RUBTB requires extensibility of the posterior capsule in torsion, a factor which is lacking in the other forms of stretches which are aimed at lengthening the capsule in a longitudinal direction. PPSC is more specific to RUBTB and addresses the rotatory aspect of the posterior capsule, which makes it an effective intervention. In addition, sleeper’s stretch and cross-body stretch do not accentuate the stability of the scapula, which is required because of greater tubercle adjustment and superior translation around 90° of arm elevation as observed by McClure et al.20 Therefore, the stability of the scapula during the cross-body stretch and sleeper’s stretch has been questioned and the modified stretch had been proposed.21 For this very reason, the PPCS emphasises the passive stability of the scapula.

The PPCS resembles Mulligan’s mobilisation with movement (MWM) for hand behind the back.22 Unlike Mulligan’s MWM for hand behind the back movement, the PPSC includes stabilisation of the scapula in end range protraction, passive medial rotation, passive extension, the position of the therapist behind the back and patient position in side-lying—all combined with the deep breathing and administration duration of at least 30 s.

Recommendations and limitation

The current report does not have a control group, and the results cannot be generalised.
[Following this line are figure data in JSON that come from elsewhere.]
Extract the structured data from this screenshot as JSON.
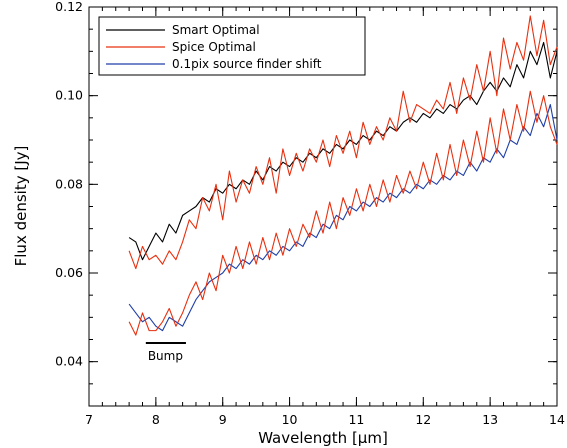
{
  "chart_data": {
    "type": "line",
    "xlabel": "Wavelength [μm]",
    "ylabel": "Flux density [Jy]",
    "xlim": [
      7,
      14
    ],
    "ylim": [
      0.03,
      0.12
    ],
    "x_ticks": [
      7,
      8,
      9,
      10,
      11,
      12,
      13,
      14
    ],
    "y_ticks": [
      0.04,
      0.06,
      0.08,
      0.1,
      0.12
    ],
    "y_tick_labels": [
      "0.04",
      "0.06",
      "0.08",
      "0.10",
      "0.12"
    ],
    "legend": {
      "placement": "top-left",
      "entries": [
        {
          "label": "Smart Optimal",
          "color": "#000000"
        },
        {
          "label": "Spice Optimal",
          "color": "#e8300f"
        },
        {
          "label": "0.1pix source finder shift",
          "color": "#1f3fa8"
        }
      ]
    },
    "annotation": {
      "text": "Bump",
      "x_start": 7.85,
      "x_end": 8.45,
      "y": 0.0442
    },
    "series": [
      {
        "name": "Smart Optimal",
        "color": "#000000",
        "x": [
          7.6,
          7.7,
          7.8,
          7.9,
          8.0,
          8.1,
          8.2,
          8.3,
          8.4,
          8.5,
          8.6,
          8.7,
          8.8,
          8.9,
          9.0,
          9.1,
          9.2,
          9.3,
          9.4,
          9.5,
          9.6,
          9.7,
          9.8,
          9.9,
          10.0,
          10.1,
          10.2,
          10.3,
          10.4,
          10.5,
          10.6,
          10.7,
          10.8,
          10.9,
          11.0,
          11.1,
          11.2,
          11.3,
          11.4,
          11.5,
          11.6,
          11.7,
          11.8,
          11.9,
          12.0,
          12.1,
          12.2,
          12.3,
          12.4,
          12.5,
          12.6,
          12.7,
          12.8,
          12.9,
          13.0,
          13.1,
          13.2,
          13.3,
          13.4,
          13.5,
          13.6,
          13.7,
          13.8,
          13.9,
          14.0
        ],
        "y": [
          0.068,
          0.067,
          0.063,
          0.066,
          0.069,
          0.067,
          0.071,
          0.069,
          0.073,
          0.074,
          0.075,
          0.077,
          0.076,
          0.079,
          0.078,
          0.08,
          0.079,
          0.081,
          0.08,
          0.083,
          0.081,
          0.084,
          0.083,
          0.085,
          0.084,
          0.086,
          0.085,
          0.087,
          0.086,
          0.088,
          0.087,
          0.089,
          0.088,
          0.09,
          0.089,
          0.091,
          0.09,
          0.092,
          0.091,
          0.093,
          0.092,
          0.094,
          0.095,
          0.094,
          0.096,
          0.095,
          0.097,
          0.096,
          0.098,
          0.097,
          0.099,
          0.1,
          0.098,
          0.101,
          0.103,
          0.101,
          0.104,
          0.102,
          0.107,
          0.104,
          0.11,
          0.107,
          0.112,
          0.104,
          0.11
        ]
      },
      {
        "name": "Spice Optimal",
        "color": "#e8300f",
        "x": [
          7.6,
          7.7,
          7.8,
          7.9,
          8.0,
          8.1,
          8.2,
          8.3,
          8.4,
          8.5,
          8.6,
          8.7,
          8.8,
          8.9,
          9.0,
          9.1,
          9.2,
          9.3,
          9.4,
          9.5,
          9.6,
          9.7,
          9.8,
          9.9,
          10.0,
          10.1,
          10.2,
          10.3,
          10.4,
          10.5,
          10.6,
          10.7,
          10.8,
          10.9,
          11.0,
          11.1,
          11.2,
          11.3,
          11.4,
          11.5,
          11.6,
          11.7,
          11.8,
          11.9,
          12.0,
          12.1,
          12.2,
          12.3,
          12.4,
          12.5,
          12.6,
          12.7,
          12.8,
          12.9,
          13.0,
          13.1,
          13.2,
          13.3,
          13.4,
          13.5,
          13.6,
          13.7,
          13.8,
          13.9,
          14.0
        ],
        "y": [
          0.065,
          0.061,
          0.066,
          0.063,
          0.064,
          0.062,
          0.065,
          0.063,
          0.067,
          0.072,
          0.07,
          0.077,
          0.074,
          0.08,
          0.072,
          0.083,
          0.076,
          0.081,
          0.078,
          0.084,
          0.08,
          0.086,
          0.078,
          0.088,
          0.082,
          0.087,
          0.083,
          0.088,
          0.085,
          0.09,
          0.084,
          0.091,
          0.087,
          0.092,
          0.086,
          0.094,
          0.089,
          0.093,
          0.09,
          0.095,
          0.092,
          0.101,
          0.094,
          0.098,
          0.097,
          0.096,
          0.099,
          0.097,
          0.103,
          0.096,
          0.104,
          0.099,
          0.107,
          0.101,
          0.11,
          0.1,
          0.113,
          0.106,
          0.112,
          0.108,
          0.118,
          0.109,
          0.117,
          0.107,
          0.111
        ]
      },
      {
        "name": "0.1pix source finder shift",
        "color": "#1f3fa8",
        "x": [
          7.6,
          7.7,
          7.8,
          7.9,
          8.0,
          8.1,
          8.2,
          8.3,
          8.4,
          8.5,
          8.6,
          8.7,
          8.8,
          8.9,
          9.0,
          9.1,
          9.2,
          9.3,
          9.4,
          9.5,
          9.6,
          9.7,
          9.8,
          9.9,
          10.0,
          10.1,
          10.2,
          10.3,
          10.4,
          10.5,
          10.6,
          10.7,
          10.8,
          10.9,
          11.0,
          11.1,
          11.2,
          11.3,
          11.4,
          11.5,
          11.6,
          11.7,
          11.8,
          11.9,
          12.0,
          12.1,
          12.2,
          12.3,
          12.4,
          12.5,
          12.6,
          12.7,
          12.8,
          12.9,
          13.0,
          13.1,
          13.2,
          13.3,
          13.4,
          13.5,
          13.6,
          13.7,
          13.8,
          13.9,
          14.0
        ],
        "y": [
          0.053,
          0.051,
          0.049,
          0.05,
          0.048,
          0.047,
          0.05,
          0.049,
          0.048,
          0.051,
          0.054,
          0.056,
          0.058,
          0.059,
          0.06,
          0.062,
          0.061,
          0.063,
          0.062,
          0.064,
          0.063,
          0.065,
          0.064,
          0.066,
          0.065,
          0.067,
          0.066,
          0.069,
          0.068,
          0.071,
          0.07,
          0.073,
          0.072,
          0.075,
          0.074,
          0.076,
          0.075,
          0.077,
          0.076,
          0.078,
          0.077,
          0.079,
          0.078,
          0.08,
          0.079,
          0.081,
          0.08,
          0.082,
          0.081,
          0.083,
          0.082,
          0.085,
          0.083,
          0.086,
          0.085,
          0.088,
          0.086,
          0.09,
          0.089,
          0.093,
          0.091,
          0.096,
          0.093,
          0.098,
          0.09
        ]
      },
      {
        "name": "Spice Optimal",
        "color": "#e8300f",
        "x": [
          7.6,
          7.7,
          7.8,
          7.9,
          8.0,
          8.1,
          8.2,
          8.3,
          8.4,
          8.5,
          8.6,
          8.7,
          8.8,
          8.9,
          9.0,
          9.1,
          9.2,
          9.3,
          9.4,
          9.5,
          9.6,
          9.7,
          9.8,
          9.9,
          10.0,
          10.1,
          10.2,
          10.3,
          10.4,
          10.5,
          10.6,
          10.7,
          10.8,
          10.9,
          11.0,
          11.1,
          11.2,
          11.3,
          11.4,
          11.5,
          11.6,
          11.7,
          11.8,
          11.9,
          12.0,
          12.1,
          12.2,
          12.3,
          12.4,
          12.5,
          12.6,
          12.7,
          12.8,
          12.9,
          13.0,
          13.1,
          13.2,
          13.3,
          13.4,
          13.5,
          13.6,
          13.7,
          13.8,
          13.9,
          14.0
        ],
        "y": [
          0.049,
          0.046,
          0.051,
          0.047,
          0.047,
          0.049,
          0.052,
          0.048,
          0.051,
          0.055,
          0.058,
          0.054,
          0.06,
          0.056,
          0.064,
          0.06,
          0.066,
          0.061,
          0.067,
          0.062,
          0.068,
          0.063,
          0.069,
          0.064,
          0.07,
          0.066,
          0.071,
          0.068,
          0.074,
          0.069,
          0.076,
          0.07,
          0.077,
          0.073,
          0.079,
          0.074,
          0.08,
          0.075,
          0.081,
          0.076,
          0.082,
          0.078,
          0.083,
          0.079,
          0.085,
          0.08,
          0.087,
          0.081,
          0.089,
          0.082,
          0.09,
          0.084,
          0.092,
          0.085,
          0.095,
          0.087,
          0.097,
          0.09,
          0.098,
          0.092,
          0.101,
          0.094,
          0.1,
          0.093,
          0.089
        ]
      }
    ]
  }
}
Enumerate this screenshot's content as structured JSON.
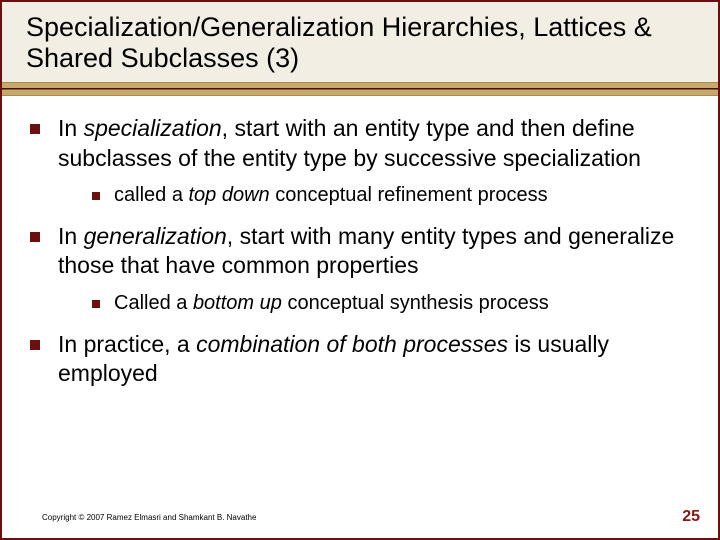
{
  "title": "Specialization/Generalization Hierarchies, Lattices & Shared Subclasses (3)",
  "bullets": [
    {
      "pre": "In ",
      "em": "specialization",
      "post": ", start with an entity type and then define subclasses of the entity type by successive specialization",
      "sub": {
        "pre": "called a ",
        "em": "top down",
        "post": " conceptual refinement process"
      }
    },
    {
      "pre": "In ",
      "em": "generalization",
      "post": ", start with many entity types and generalize those that have common properties",
      "sub": {
        "pre": "Called a ",
        "em": "bottom up",
        "post": " conceptual synthesis process"
      }
    },
    {
      "pre": "In practice, a ",
      "em": "combination of both processes",
      "post": " is usually employed",
      "sub": null
    }
  ],
  "copyright": "Copyright © 2007 Ramez Elmasri and Shamkant B. Navathe",
  "pagenum": "25",
  "colors": {
    "accent": "#6b0f0f",
    "band_gold": "#c7a96b",
    "title_bg": "#f2eee4",
    "pagenum": "#8a1616"
  }
}
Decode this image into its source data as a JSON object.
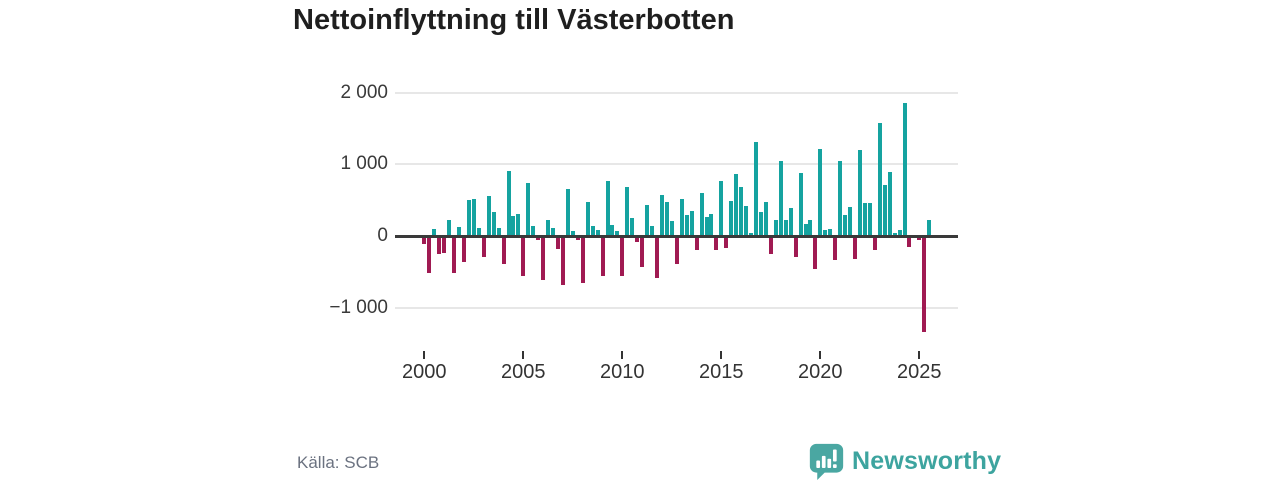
{
  "title": "Nettoinflyttning till Västerbotten",
  "source": "Källa: SCB",
  "brand": {
    "name": "Newsworthy"
  },
  "colors": {
    "positive": "#15a3a0",
    "negative": "#a01a52",
    "axis": "#3a3a3a",
    "grid": "#e7e7e7",
    "title": "#1f1f1f",
    "tick_label": "#333333",
    "source_text": "#6b7280",
    "brand_teal": "#3da49f",
    "brand_icon": "#4aa7a2"
  },
  "chart_data": {
    "type": "bar",
    "title": "Nettoinflyttning till Västerbotten",
    "frequency": "quarterly",
    "start_year": 2000,
    "start_quarter": 1,
    "grid": "on",
    "legend": "none",
    "ylim": [
      -1500,
      2100
    ],
    "y_ticks": [
      {
        "label": "2 000",
        "value": 2000
      },
      {
        "label": "1 000",
        "value": 1000
      },
      {
        "label": "0",
        "value": 0
      },
      {
        "label": "−1 000",
        "value": -1000
      }
    ],
    "x_ticks": [
      {
        "label": "2000",
        "year": 2000
      },
      {
        "label": "2005",
        "year": 2005
      },
      {
        "label": "2010",
        "year": 2010
      },
      {
        "label": "2015",
        "year": 2015
      },
      {
        "label": "2020",
        "year": 2020
      },
      {
        "label": "2025",
        "year": 2025
      }
    ],
    "series": [
      {
        "name": "Nettoinflyttning",
        "values": [
          -105,
          -520,
          105,
          -255,
          -230,
          227,
          -510,
          130,
          -361,
          505,
          519,
          116,
          -292,
          556,
          333,
          116,
          -384,
          903,
          273,
          301,
          -560,
          736,
          139,
          -50,
          -616,
          218,
          116,
          -176,
          -685,
          657,
          69,
          -60,
          -653,
          472,
          140,
          88,
          -560,
          764,
          157,
          69,
          -560,
          690,
          250,
          -83,
          -430,
          440,
          134,
          -592,
          574,
          481,
          208,
          -384,
          518,
          287,
          343,
          -199,
          597,
          264,
          310,
          -199,
          764,
          -162,
          482,
          866,
          690,
          426,
          42,
          1305,
          333,
          472,
          -245,
          217,
          1050,
          227,
          394,
          -292,
          875,
          171,
          217,
          -454,
          1213,
          88,
          102,
          -338,
          1051,
          287,
          400,
          -315,
          1199,
          458,
          458,
          -199,
          1583,
          713,
          889,
          40,
          88,
          1852,
          -150,
          -20,
          -60,
          -1333,
          218
        ]
      }
    ]
  }
}
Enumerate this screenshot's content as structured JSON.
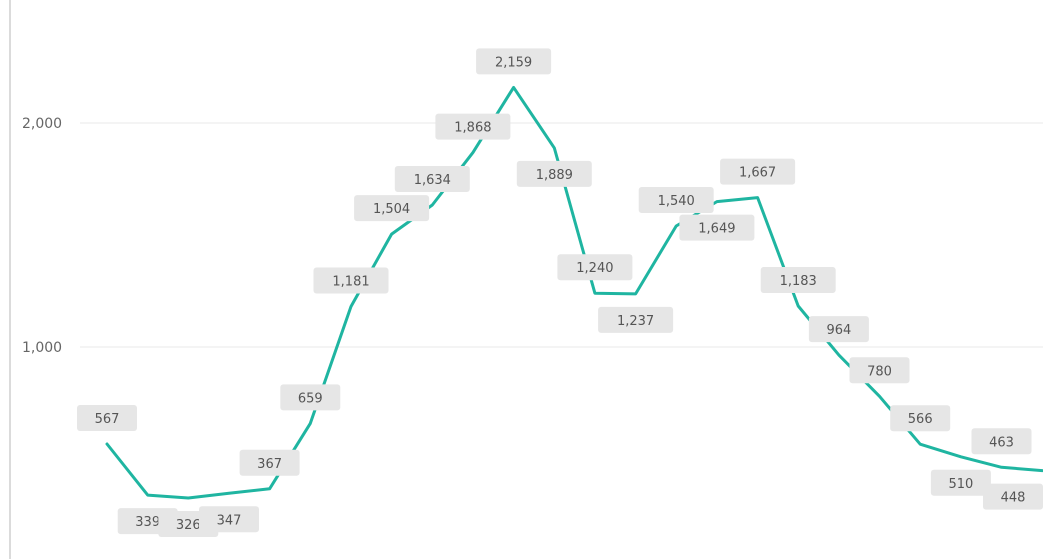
{
  "chart_data": {
    "type": "line",
    "title": "",
    "xlabel": "",
    "ylabel": "",
    "ylim": [
      0,
      2400
    ],
    "y_ticks": [
      1000,
      2000
    ],
    "y_tick_labels": [
      "1,000",
      "2,000"
    ],
    "grid": true,
    "series": [
      {
        "color": "#1fb5a1",
        "values": [
          567,
          339,
          326,
          347,
          367,
          659,
          1181,
          1504,
          1634,
          1868,
          2159,
          1889,
          1240,
          1237,
          1540,
          1649,
          1667,
          1183,
          964,
          780,
          566,
          510,
          463,
          448
        ],
        "value_labels": [
          "567",
          "339",
          "326",
          "347",
          "367",
          "659",
          "1,181",
          "1,504",
          "1,634",
          "1,868",
          "2,159",
          "1,889",
          "1,240",
          "1,237",
          "1,540",
          "1,649",
          "1,667",
          "1,183",
          "964",
          "780",
          "566",
          "510",
          "463",
          "448"
        ]
      }
    ]
  }
}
Therefore, the future studies on PPCS should be of multiple treatment sessions on multiple occasions, with a control group in both healthy subjects and subjects with shoulder pathology.

CONCLUSION

PPCS can effectively improve the functional movements (RUBTB, RDBTN) and shoulder ROM of healthy young adults, and is recommended for the trials on prevention and rehabilitation of shoulder pathology.

What are the new findings

  • A novel posterior capsular stretch can effectively loosen the posterior capsule.

  • Posterior capsular tightness is the precursor of indirect shoulder pathology.

  • It can be used for prevention as well as rehabilitation of shoulder pathology especially in overhead athletes.